Kami, jika kehilangan seseorang dalam shalat Isya' dan shalat fajar, maka kami berburuk sangka kepadanya. (HR. Ibnu Abi Syaibah dalam Mushannaf dan al-Bazzar; lihat Kasyful Astar. Berkata al-Haitsami: "Diriwayatkan oleh al-Bazzar, dan perawi-perawinya terpercaya". (Majma'uz Zawaid 2/40))
Atha' bin Abi Rabbah –seorang ulama dari kalangan tabi'in—berkata:
كُنَّا نَسْمَعُ أَنَّهُ لاَ يَتَخَلَّفَ عَنِ الْجَمَاعَةِ إِلاَّ مُنَافِقٌ.
Kami mendengar bahwasanya tidak meninggalkan shalat jama'ah kecuali seorang munafiq. (Lihat al-Muhalla, Ibnu Hazm, masalah ke-485, 4/276)

(Diambil dari kitab Ahammiyyatus Shalatil Jama'ah, karya Dr. Fadl Ilahi hal. 51 -56).

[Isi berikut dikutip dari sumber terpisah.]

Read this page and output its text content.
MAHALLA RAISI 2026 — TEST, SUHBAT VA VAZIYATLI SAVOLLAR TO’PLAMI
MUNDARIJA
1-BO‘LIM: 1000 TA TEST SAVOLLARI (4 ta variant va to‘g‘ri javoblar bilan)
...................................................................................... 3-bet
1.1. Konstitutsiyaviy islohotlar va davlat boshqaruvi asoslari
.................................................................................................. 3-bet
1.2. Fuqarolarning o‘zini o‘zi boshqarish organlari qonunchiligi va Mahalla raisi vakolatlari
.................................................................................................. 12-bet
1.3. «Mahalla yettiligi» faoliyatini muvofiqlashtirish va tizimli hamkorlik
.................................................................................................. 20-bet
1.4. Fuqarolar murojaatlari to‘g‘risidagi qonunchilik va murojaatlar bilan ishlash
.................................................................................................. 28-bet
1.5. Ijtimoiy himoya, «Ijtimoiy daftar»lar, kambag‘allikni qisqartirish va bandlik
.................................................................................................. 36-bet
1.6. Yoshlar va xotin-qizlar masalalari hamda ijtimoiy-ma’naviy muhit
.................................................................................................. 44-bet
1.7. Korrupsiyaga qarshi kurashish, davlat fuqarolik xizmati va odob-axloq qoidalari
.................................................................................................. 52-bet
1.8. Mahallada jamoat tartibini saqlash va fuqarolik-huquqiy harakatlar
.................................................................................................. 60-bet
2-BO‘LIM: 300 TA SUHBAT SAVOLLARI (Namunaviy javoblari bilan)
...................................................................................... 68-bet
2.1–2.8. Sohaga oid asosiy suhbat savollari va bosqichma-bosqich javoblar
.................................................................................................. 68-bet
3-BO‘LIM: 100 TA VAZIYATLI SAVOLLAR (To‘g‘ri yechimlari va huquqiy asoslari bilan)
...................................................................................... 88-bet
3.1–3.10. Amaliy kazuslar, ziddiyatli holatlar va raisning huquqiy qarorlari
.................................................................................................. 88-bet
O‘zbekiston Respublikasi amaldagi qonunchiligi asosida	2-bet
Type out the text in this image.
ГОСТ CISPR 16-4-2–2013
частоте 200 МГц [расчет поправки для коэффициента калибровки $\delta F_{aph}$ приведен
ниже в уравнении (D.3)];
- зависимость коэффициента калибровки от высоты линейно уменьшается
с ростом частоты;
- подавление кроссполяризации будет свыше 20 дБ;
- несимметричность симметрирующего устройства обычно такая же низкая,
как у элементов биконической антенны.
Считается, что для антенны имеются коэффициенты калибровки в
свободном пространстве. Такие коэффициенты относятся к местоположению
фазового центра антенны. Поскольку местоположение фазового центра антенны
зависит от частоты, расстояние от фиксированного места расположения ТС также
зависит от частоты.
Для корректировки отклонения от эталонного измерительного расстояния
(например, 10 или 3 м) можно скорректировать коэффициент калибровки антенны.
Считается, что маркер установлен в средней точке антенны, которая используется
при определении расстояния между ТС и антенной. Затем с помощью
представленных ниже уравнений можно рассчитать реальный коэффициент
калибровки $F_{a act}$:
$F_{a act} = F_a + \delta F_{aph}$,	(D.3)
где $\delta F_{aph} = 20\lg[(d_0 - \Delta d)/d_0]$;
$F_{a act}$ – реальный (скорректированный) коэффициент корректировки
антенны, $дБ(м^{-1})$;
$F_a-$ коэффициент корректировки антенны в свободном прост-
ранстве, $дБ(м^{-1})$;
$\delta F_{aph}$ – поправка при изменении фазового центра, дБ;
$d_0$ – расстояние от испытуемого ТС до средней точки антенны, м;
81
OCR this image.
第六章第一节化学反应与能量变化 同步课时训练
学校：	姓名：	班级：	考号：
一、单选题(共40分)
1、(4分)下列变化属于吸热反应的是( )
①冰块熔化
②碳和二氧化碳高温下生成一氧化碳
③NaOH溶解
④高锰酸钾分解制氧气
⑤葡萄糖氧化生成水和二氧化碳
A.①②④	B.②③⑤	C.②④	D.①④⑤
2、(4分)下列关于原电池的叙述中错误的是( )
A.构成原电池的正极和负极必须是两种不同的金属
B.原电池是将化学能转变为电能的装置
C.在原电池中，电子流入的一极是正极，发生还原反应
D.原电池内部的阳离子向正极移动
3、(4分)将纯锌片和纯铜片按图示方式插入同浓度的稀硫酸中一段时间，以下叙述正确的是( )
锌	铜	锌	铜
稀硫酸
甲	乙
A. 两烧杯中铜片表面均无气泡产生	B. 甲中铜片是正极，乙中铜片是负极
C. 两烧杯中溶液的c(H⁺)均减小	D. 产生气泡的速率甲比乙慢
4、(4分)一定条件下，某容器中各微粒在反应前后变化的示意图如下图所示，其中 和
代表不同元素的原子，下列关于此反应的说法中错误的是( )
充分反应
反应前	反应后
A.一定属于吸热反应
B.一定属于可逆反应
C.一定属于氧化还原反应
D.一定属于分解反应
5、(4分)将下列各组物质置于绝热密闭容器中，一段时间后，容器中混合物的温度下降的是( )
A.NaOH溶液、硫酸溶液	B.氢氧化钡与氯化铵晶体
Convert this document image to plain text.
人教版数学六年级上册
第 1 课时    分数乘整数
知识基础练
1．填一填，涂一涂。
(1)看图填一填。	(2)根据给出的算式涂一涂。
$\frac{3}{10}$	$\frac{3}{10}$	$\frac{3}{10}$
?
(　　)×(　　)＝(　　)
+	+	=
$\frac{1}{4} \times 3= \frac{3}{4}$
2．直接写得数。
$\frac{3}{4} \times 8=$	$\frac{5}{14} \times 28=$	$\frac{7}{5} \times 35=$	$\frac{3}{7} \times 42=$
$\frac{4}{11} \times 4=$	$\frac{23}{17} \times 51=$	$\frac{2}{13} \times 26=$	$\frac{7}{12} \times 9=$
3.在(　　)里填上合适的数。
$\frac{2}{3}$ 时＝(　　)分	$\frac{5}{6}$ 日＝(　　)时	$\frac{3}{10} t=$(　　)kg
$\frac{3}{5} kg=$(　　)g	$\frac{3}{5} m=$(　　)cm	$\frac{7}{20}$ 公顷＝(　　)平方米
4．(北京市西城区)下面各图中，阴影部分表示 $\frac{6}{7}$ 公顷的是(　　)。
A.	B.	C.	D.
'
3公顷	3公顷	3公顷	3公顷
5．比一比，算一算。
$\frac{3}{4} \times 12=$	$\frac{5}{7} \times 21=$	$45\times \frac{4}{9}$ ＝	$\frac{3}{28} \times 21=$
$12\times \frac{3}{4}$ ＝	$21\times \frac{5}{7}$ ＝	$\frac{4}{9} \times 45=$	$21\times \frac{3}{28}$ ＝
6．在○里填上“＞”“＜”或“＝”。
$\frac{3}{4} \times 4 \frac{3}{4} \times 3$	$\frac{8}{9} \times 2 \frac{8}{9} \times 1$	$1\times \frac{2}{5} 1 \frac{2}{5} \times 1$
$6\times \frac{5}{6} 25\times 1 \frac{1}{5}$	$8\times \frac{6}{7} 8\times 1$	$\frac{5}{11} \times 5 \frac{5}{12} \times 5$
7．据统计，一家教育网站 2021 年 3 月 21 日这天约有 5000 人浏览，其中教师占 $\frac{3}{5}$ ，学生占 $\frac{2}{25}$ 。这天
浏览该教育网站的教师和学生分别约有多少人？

8. Ancaman kemurkaan Allah bagi orang yang meninggalkan shalat jama'ah dengan sengaja tanpa udzur

Diriwayatkan oleh Ibnu Majah dari Ibnu Abbas dan Ibnu Umar رضي الله عنهم bahwasanya keduanya mendengar Nabi صلى الله عليه وسلم bersabda:
لَيَنْتَهِيَنَّ أَقْوَامٌ عَنْ وَدْعِهِمُ الْجَمَاعَاتِ أَوْ لَيَخْتِمَنَّ اللَّهُ عَلَى قُلُوبِهِمْ ثُمَّ لَيَكُونُنَّ مِنَ الْغَافِلِينَ.
Hendaklah kaum-kaum itu berhenti meninggalkan shalat jama'ah atau Allah akan tutup hati-hati mereka. Kemudian jadilah mereka orang-orang yang lalai. (HR. Ibnu Majah dalam Sunan-Nya Abwabul Masaajid bab Taghlidh fit Takhalluf 'Anil Jama'ah, no. 778, 1/142-143; dishahihkan oleh Syaikh Al-Albani, lihat Shahih Sunan Ibnu Majah, 1/132)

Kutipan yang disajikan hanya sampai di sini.